RuntimeError is the common JavaScript base class for SER-authored runtime and compiler exceptions. It preserves the native Error stack and message while giving direct instances the stable name RuntimeError. Concrete subclasses replace that name with their own class name and may add structured fields.

Production code does not construct RuntimeError directly, so there is no standalone runtime trigger to find. You encounter the base through subclasses such as PreprocessError, DispatcherDisposedError, and RuntimeAlreadyInitializedError.

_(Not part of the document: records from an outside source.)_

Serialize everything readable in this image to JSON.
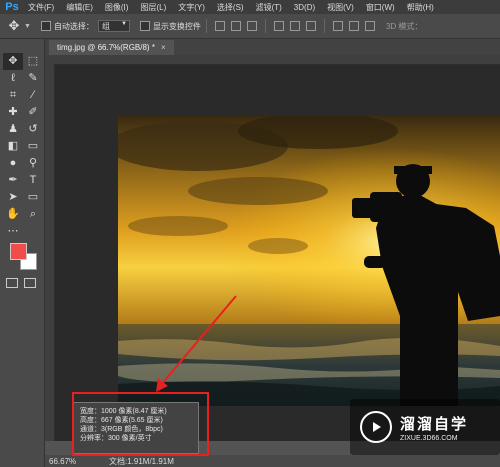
{
  "app": {
    "logo": "Ps",
    "title": "Photoshop"
  },
  "menu": {
    "items": [
      "文件(F)",
      "编辑(E)",
      "图像(I)",
      "图层(L)",
      "文字(Y)",
      "选择(S)",
      "滤镜(T)",
      "3D(D)",
      "视图(V)",
      "窗口(W)",
      "帮助(H)"
    ]
  },
  "options": {
    "auto_select_label": "自动选择：",
    "auto_select_value": "组",
    "show_transform_label": "显示变换控件",
    "mode_label": "3D 模式："
  },
  "document": {
    "tab_title": "timg.jpg @ 66.7%(RGB/8) *",
    "close_glyph": "×"
  },
  "info": {
    "width": "宽度：1000 像素(8.47 厘米)",
    "height": "高度：667 像素(5.65 厘米)",
    "channels": "通道：3(RGB 颜色，8bpc)",
    "resolution": "分辨率：300 像素/英寸"
  },
  "status": {
    "zoom": "66.67%",
    "docsize": "文档:1.91M/1.91M"
  },
  "watermark": {
    "title": "溜溜自学",
    "url": "ZIXUE.3D66.COM"
  },
  "colors": {
    "foreground": "#f04c4c",
    "background": "#ffffff",
    "highlight": "#e82020",
    "ps_blue": "#31a8ff"
  },
  "icons": [
    "move-icon",
    "marquee-icon",
    "lasso-icon",
    "quick-select-icon",
    "crop-icon",
    "eyedropper-icon",
    "healing-icon",
    "brush-icon",
    "stamp-icon",
    "history-brush-icon",
    "eraser-icon",
    "gradient-icon",
    "blur-icon",
    "dodge-icon",
    "pen-icon",
    "type-icon",
    "path-select-icon",
    "shape-icon",
    "hand-icon",
    "zoom-icon"
  ]
}
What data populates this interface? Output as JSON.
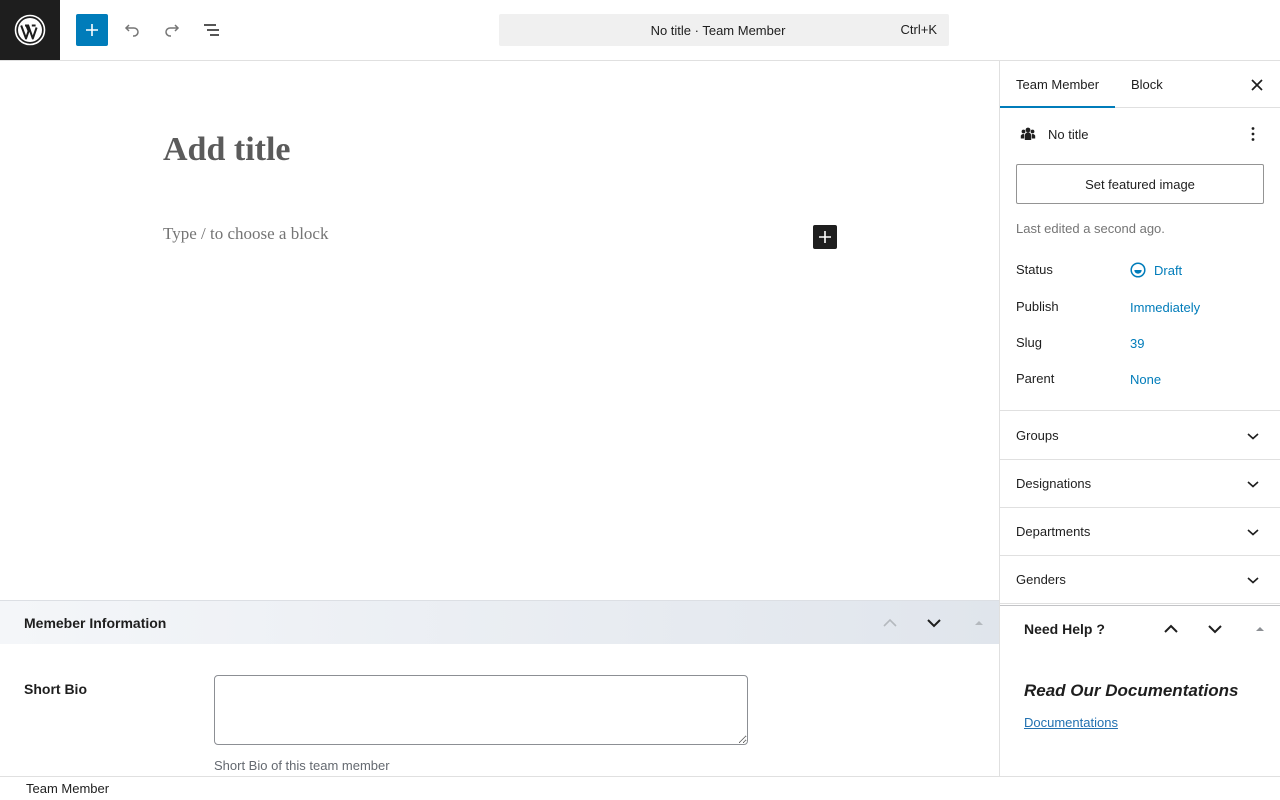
{
  "topbar": {
    "logo_icon": "wordpress-icon",
    "add_icon": "plus-icon",
    "undo_icon": "undo-icon",
    "redo_icon": "redo-icon",
    "outline_icon": "document-overview-icon",
    "command_title": "No title · Team Member",
    "command_shortcut": "Ctrl+K"
  },
  "editor": {
    "title_placeholder": "Add title",
    "block_placeholder": "Type / to choose a block",
    "inserter_icon": "plus-icon"
  },
  "metabox": {
    "title": "Memeber Information",
    "field_label": "Short Bio",
    "field_value": "",
    "field_description": "Short Bio of this team member"
  },
  "sidebar": {
    "tabs": [
      {
        "label": "Team Member",
        "active": true
      },
      {
        "label": "Block",
        "active": false
      }
    ],
    "close_icon": "close-icon",
    "post": {
      "icon": "groups-icon",
      "title": "No title",
      "featured_button": "Set featured image",
      "last_edited": "Last edited a second ago.",
      "rows": [
        {
          "label": "Status",
          "value": "Draft"
        },
        {
          "label": "Publish",
          "value": "Immediately"
        },
        {
          "label": "Slug",
          "value": "39"
        },
        {
          "label": "Parent",
          "value": "None"
        }
      ]
    },
    "panels": [
      {
        "label": "Groups"
      },
      {
        "label": "Designations"
      },
      {
        "label": "Departments"
      },
      {
        "label": "Genders"
      }
    ],
    "help": {
      "title": "Need Help ?",
      "heading": "Read Our Documentations",
      "link": "Documentations"
    }
  },
  "footer": {
    "breadcrumb": "Team Member"
  },
  "colors": {
    "accent": "#007cba",
    "dark": "#1e1e1e",
    "link": "#2271b1"
  }
}
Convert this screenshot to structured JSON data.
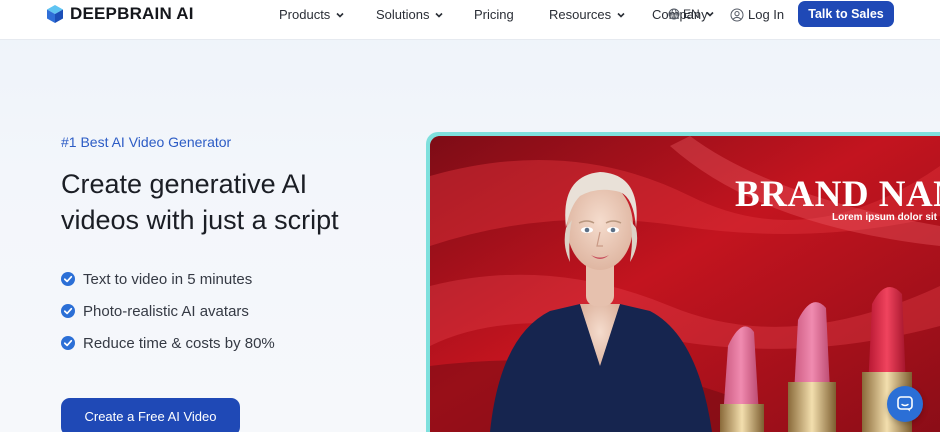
{
  "brand": {
    "logo_text": "DEEPBRAIN AI"
  },
  "nav": {
    "products": "Products",
    "solutions": "Solutions",
    "pricing": "Pricing",
    "resources": "Resources",
    "company": "Company",
    "language": "EN",
    "login": "Log In",
    "talk_to_sales": "Talk to Sales"
  },
  "hero": {
    "eyebrow": "#1 Best AI Video Generator",
    "headline_line1": "Create generative AI",
    "headline_line2": "videos with just a script",
    "features": [
      "Text to video in 5 minutes",
      "Photo-realistic AI avatars",
      "Reduce time & costs by 80%"
    ],
    "cta": "Create a Free AI Video"
  },
  "video": {
    "brand_title": "BRAND NAM",
    "brand_subtitle": "Lorem ipsum dolor sit"
  },
  "colors": {
    "primary": "#1f49b6",
    "eyebrow": "#2c5cc5",
    "check": "#2b6fd6",
    "video_bg": "#b1121e"
  },
  "icons": {
    "logo": "cube-logo-icon",
    "language": "globe-icon",
    "login": "user-icon",
    "feature": "check-circle-icon",
    "chat": "chat-icon"
  }
}
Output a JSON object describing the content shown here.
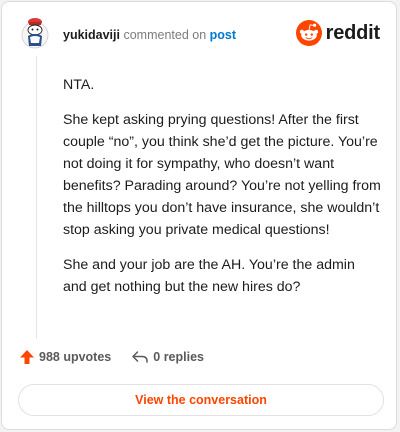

The base adds no cause, error code, tagged-data protocol, or effect failure behavior. A subclass may be thrown synchronously, placed in a Promise rejection, or supplied to Effect.fail; inheritance alone says nothing about how the error reaches you.

Exactly where it triggers

Since production code never instantiates the base directly, there is no trigger site to point to. Its declaration is:

export class RuntimeError extends Error {
	constructor(message: string) {
		super(message);
		this.name = "RuntimeError";
	}
}

The only direct new RuntimeError(...) in current source is the documentation example above the class. Reporting that example as a production throw would be inaccurate.

Why this is the case

The base gives integration code a nominal boundary for errors authored by SER while allowing each invariant to keep a precise class and fields. It also avoids turning tagged remote failures such as RemoteHttpError into JavaScript exceptions merely for inheritance.

Because the class represents no single invariant, production code selects a concrete subclass at each failure site. Catching only the base is intentionally broad and loses the detail that identifies the failed subsystem.